There’s a few crucial steps:

  1. Use good quality chocolate. We use a blend of Valrhona Caramelia milk chocolate (36% caca0) and Valrhona Manjari (64% cacao). The combination of the two helps balance out the sweetness of the milk chocolate. If you’re buying a brick of chocolate, be sure to cut it into smaller pieces so it melts when you pour the custard over top.

  2. Getting the custard to the right consistency without it over-cooking can be difficult. If you overcook the custard, your pots de crème will be grainy and once cool, will almost look like chilled cookie dough batter. If you under-cook the custard, the pots de crème won’t set up as the eggs didn’t cook enough. The important thing is to have your mise en place ready to go so your custard doesn’t sit too long in the pot as it will continue to cook even if it’s off the heat. And as ever, the more familiar you practice making custards, the more you know what to look for when it’s ready. (But don’t be discouraged. Even some professional cooks struggle with this.)

 

Milk Chocolate Pots de Crème

serves 16

shopping list —

  • 575 grams Caramelia milk chocolate

  • 175 grams Manjari

  • 440 grams heavy cream

  • 430 grams milk

  • 50 grams sugar

  • 10 grams salt

  • 1 ea vanilla bean, halved (hot dog style) and scraped

  • 10 ea egg yolks

  • 3 ea tonka bean (if desired)

equipment —

  • heavy bottomed pot

  • whisk

  • 2 mixing bowls

  • chinois or fine-meshed strainer

  • ladle

  • rubber spatula

  • soup spoon

  • gram scale

steps —

  1. Set yourself up: Add the caramelia and manjari to a large mixing bowl and place the chinois with the ladle over top. Add the egg yolks to another mixing bowl and whisk until smooth.

  2. In a heavy bottomed pot, add the cream, milk, sugar, salt, vanilla bean, and tonka bean and place over medium heat. Scald the cream, making sure it doesn’t boil over or burn. Whisk to ensure the sugar dissolves.

  3. Once the cream is hot, temper the egg yolks by pouring 1/3 of the liquid into the egg yolks and whisk until smooth.

    *If you were to just add the yolks into the pot of hot cream, they would cook immediately and you would end up with a curdled custard.

  4. Add the egg yolk mixture back into the pot with the rest of the cream. Whisk constantly over medium low heat until it becomes a thick sauce. Check this by dipping a soup spoon into the custard. Swipe your finger over the back of the spoon through the custard. If the custard runs back into the clean line you just made, it needs more time. If nothing drips back into the line, you’re good (term known as nappe). You want it to be thick, like a crème anglaise.

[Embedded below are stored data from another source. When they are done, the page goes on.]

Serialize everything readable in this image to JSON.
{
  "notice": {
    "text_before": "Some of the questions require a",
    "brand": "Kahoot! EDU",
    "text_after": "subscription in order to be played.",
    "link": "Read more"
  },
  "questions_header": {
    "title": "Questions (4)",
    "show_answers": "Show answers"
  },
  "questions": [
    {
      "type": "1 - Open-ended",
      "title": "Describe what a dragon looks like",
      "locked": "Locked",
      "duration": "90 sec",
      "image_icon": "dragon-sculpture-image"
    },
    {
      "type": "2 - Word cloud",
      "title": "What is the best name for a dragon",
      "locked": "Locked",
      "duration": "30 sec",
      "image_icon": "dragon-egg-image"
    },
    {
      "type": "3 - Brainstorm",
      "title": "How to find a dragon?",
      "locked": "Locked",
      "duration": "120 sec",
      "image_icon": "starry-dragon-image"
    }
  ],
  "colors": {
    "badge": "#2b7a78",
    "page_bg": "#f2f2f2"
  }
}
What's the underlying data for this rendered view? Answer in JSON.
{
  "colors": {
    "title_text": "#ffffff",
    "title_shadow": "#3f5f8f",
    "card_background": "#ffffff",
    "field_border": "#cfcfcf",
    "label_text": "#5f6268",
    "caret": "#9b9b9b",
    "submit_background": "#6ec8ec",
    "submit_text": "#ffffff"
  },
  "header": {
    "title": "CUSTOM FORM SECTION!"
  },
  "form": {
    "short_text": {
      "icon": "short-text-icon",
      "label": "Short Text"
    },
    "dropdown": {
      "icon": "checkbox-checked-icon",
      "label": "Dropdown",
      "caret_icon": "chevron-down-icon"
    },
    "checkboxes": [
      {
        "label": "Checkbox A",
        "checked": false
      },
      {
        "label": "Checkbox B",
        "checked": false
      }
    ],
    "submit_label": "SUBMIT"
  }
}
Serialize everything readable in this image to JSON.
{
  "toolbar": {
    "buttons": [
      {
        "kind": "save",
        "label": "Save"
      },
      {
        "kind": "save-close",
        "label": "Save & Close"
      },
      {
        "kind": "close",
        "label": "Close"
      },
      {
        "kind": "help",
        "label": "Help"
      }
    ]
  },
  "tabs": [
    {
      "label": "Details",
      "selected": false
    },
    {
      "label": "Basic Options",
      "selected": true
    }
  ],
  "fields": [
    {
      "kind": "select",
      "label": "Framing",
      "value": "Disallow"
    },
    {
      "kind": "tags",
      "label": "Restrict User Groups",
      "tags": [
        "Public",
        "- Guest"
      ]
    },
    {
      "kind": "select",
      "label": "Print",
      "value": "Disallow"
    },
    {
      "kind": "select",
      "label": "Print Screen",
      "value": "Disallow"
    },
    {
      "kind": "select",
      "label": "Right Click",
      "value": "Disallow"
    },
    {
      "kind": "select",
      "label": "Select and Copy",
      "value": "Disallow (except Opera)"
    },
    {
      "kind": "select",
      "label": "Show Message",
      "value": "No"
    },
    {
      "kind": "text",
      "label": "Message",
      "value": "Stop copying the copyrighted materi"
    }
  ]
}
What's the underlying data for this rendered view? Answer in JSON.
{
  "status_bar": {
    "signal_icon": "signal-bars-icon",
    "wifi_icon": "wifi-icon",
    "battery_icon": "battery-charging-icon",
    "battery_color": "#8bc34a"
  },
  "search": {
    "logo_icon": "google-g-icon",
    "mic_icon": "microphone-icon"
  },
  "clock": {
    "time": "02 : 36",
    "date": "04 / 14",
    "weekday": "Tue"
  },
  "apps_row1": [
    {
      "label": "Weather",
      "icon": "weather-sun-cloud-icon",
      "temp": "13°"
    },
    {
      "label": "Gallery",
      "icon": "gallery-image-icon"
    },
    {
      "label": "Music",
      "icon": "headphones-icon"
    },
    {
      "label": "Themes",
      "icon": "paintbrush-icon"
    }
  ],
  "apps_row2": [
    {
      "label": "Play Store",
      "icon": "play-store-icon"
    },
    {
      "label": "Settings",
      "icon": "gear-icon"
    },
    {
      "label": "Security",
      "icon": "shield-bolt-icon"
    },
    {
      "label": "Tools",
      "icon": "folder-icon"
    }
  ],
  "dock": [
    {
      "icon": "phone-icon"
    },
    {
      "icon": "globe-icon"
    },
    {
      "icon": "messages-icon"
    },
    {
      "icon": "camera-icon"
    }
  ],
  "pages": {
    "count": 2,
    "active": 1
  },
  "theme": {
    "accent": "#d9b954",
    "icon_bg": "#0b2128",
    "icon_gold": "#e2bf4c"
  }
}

  5. Immediately pour the custard through the chinois into the chocolate. If you have any curdled custard at the bottom of the pot, don’t scrape the rest of the custard out. Use the ladle to push the custard through the chinois.

  6. Cover the chocolate with plastic wrap (without stirring) and allow to sit for 10 minutes. Uncover the bowl, and whisk until smooth, making sure all the chocolate has incorporated into the custard base.

  7. Pour into pots de crème jars, espresso cups, or any cute vessel you may have. Chill in the fridge until set.

If you have any leftover base, you can keep it in the refrigerator covered — place plastic wrap directly over the base so it doesn’t form a skin. To fill your cups again, reheat the pots de crème in a double boiler over medium low heat until it rewarms, whisking and scraping the sides with a rubber spatula as it reheats.


For December, we’re serving pots de crème in a hollowed out orange. The best variety to choose are ones that peel easier so the pith is easy to remove. To do this: slice off the very top of the orange so you have a nice opening — reserving the top, if desired. Using a grapefruit spoon, gently scoop out the orange segments, being gentle so you don’t puncture the peel. Once all the flesh is removed*, try to scrape out any excess pith. Fill the oranges until almost full, and chill in the refrigerator until set. You can clean the top of the orange by scraping out any excess flesh, and place the top back on to serve. We like to poke a small eucalyptus leaf into the top of the orange to make it look like the orange just came off the tree!


*save all the flesh and hello! fresh juice!